Honda and Facebook joined the ranks of the top 20 spenders in 2017 in the 19th and 20th places, respectively, replacing two pharmaceutical firms, AstraZeneca and Bristol-Myers Squibb, who moved down the list. How did the rest of the pharmaceutical industry fare? Eight other pharmaceutical companies were in the top 50 of R&D spenders: Gilead Sciences (#27), Bristol-Myers Squibb (#29), Bayer (#30), GlaxoSmithKline (#35), Celgene (#36), AbbVie (#38), and Amgen (#41). The remaining pharmaceutical companies in the top 100 were: Takeda Pharmaceutical (#51), Allergan (#54), Teva Pharmaceutical Industries (#63), Merck KGaA (#65), Novo Nordisk (#66), Regeneron Pharmaceuticals (#67), Biogen (#69), Daiichi Sankyo (#72), and Astellas (#74). Otsuka Pharmaceutical was just outside the top 100 and came in at number 101.

In looking at R&D intensity in 2017, the measure of R&D spending relative to sales, among top pharmaceutical R&D spenders, Regeneron Pharmaceuticals (42.2%) and Celgene (39.8%) had the highest R&D intensity, and Bayer (10%) and Teva (9.6%) the lowest. In looking at the top 10 pharmaceutical companies in terms of R&D spend, R&D intensity ranged from nearly 15% to 26%. Roche, the top pharmaceutical company in terms of absolute R&D spend, had an R&D intensity of 21.9%. Other pharmaceutical companies’ R&D intensity were: Merck & Co. (25.4%), Novartis (19.4%), Johnson & Johnson (12.7%), Pfizer (14.9%), AstraZeneca (25.6%), and Sanofi (14.9%).

Issues impacting R&D

In a separate PwC study of 562 executives, companies expressed some concern over issues that may impact a strategy of having global integrated R&D operations. In 2015, 94% of major corporations conducted their R&D in multiple locations, but increasing attention on regulations and policies for visas, labor movement, and the regulations governing the sharing of knowledge and technology are causing some companies to question how sustainable their integrated global innovation networks are. Nearly 33% of R&D executives surveyed in the PwC study, report that they have already felt the effects of economic nationalism on their R&D talent acquisition or retention because of visa or work restrictions either by losing employees, seeing less talent available, or in hiring more local talent. Although nearly 66% of all participants surveyed say they have not experienced pressure to change their approach to innovation in their headquarters country to date, 23% say they have already experienced such pressure in another country. Almost 50% of the companies in North America plan to make changes to their R&D programs over the next two years in response to the changing policy environment.

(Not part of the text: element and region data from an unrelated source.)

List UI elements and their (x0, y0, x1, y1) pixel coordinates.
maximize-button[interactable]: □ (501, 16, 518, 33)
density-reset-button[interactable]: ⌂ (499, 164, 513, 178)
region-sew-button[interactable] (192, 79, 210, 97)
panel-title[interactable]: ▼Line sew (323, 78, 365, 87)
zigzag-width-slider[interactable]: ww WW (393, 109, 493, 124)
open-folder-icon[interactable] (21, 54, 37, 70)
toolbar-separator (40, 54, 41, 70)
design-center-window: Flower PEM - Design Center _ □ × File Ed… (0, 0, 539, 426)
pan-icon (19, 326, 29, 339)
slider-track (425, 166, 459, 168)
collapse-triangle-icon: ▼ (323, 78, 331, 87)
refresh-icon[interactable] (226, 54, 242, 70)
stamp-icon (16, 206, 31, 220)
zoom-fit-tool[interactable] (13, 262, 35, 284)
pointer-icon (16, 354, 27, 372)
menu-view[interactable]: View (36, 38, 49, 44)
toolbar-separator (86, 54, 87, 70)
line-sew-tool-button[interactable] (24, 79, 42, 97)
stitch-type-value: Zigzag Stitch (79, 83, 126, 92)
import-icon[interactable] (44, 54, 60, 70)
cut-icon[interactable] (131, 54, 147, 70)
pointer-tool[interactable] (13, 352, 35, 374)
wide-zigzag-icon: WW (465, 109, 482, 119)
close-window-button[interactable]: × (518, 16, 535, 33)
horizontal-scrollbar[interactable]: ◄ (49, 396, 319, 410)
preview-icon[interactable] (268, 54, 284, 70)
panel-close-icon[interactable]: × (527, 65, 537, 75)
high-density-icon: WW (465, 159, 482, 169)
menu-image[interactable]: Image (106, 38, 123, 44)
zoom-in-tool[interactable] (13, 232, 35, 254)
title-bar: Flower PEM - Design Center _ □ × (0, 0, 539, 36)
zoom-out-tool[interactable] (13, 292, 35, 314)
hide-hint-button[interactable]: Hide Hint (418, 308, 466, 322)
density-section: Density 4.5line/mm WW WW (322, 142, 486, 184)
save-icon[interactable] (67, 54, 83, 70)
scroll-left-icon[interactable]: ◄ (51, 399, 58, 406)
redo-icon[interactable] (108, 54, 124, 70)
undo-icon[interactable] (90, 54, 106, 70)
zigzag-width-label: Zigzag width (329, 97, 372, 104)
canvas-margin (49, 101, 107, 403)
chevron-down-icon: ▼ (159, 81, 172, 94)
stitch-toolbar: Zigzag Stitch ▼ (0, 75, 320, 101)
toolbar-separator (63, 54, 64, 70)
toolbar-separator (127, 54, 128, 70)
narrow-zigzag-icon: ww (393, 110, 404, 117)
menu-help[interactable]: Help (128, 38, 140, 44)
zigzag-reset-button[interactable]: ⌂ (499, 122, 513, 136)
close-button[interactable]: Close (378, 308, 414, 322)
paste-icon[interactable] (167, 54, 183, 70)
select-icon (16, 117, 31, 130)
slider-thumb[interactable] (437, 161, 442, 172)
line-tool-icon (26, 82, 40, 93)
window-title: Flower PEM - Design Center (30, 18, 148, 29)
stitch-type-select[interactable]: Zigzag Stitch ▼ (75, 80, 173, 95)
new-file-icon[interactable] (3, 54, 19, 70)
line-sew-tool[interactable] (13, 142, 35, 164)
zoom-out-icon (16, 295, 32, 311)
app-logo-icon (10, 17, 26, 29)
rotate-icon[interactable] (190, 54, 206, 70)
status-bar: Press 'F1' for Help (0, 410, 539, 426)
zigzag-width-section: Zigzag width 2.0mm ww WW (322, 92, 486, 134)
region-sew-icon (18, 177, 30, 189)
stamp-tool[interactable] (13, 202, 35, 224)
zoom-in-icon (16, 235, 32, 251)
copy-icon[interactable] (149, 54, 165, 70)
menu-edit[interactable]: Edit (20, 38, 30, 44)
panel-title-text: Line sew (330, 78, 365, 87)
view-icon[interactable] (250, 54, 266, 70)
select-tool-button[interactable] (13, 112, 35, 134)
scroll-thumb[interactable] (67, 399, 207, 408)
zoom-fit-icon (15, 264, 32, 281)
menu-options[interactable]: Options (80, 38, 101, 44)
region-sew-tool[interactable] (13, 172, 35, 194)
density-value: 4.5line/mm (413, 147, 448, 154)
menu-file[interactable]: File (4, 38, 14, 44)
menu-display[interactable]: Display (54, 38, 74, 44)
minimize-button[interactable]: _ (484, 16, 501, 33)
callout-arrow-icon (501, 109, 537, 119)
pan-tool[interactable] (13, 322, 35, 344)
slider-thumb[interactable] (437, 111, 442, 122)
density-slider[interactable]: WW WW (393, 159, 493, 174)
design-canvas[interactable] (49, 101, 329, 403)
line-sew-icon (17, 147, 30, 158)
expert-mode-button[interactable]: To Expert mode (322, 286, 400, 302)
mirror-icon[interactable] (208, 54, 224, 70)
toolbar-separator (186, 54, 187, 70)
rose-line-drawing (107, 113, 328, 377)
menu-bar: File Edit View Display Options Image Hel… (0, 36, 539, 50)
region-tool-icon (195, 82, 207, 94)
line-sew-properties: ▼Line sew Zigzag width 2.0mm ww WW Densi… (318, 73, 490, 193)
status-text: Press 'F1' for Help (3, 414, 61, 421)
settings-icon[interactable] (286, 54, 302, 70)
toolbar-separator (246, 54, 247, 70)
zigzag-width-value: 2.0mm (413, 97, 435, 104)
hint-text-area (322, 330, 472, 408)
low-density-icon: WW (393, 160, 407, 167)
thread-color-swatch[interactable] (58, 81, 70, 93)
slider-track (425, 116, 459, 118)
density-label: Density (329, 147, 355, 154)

“Although the goals and levels of investment in corporate innovation will likely not change if economic nationalism continues to develop, the global innovation model would need to evolve,” said Barry Jaruzelski, principal in PwC’s strategy consulting business, in commenting on the study. “At many companies, what is now a nimble, interdependent network may become a group of more autonomous hubs, hiring specialist technical talent in local regional markets and opening future R&D centers in regional markets. It could mean companies losing efficiency and taking on higher costs if it is not managed effectively.” 

Survey participants believed the US, UK, and China could be most at risk from potential changes in policy that could impact R&D investment. Both the US and UK’s talent flow could be at risk of potential disruption while China’s decline in corporate R&D spending and reliance on R&D investment from abroad could be at risk.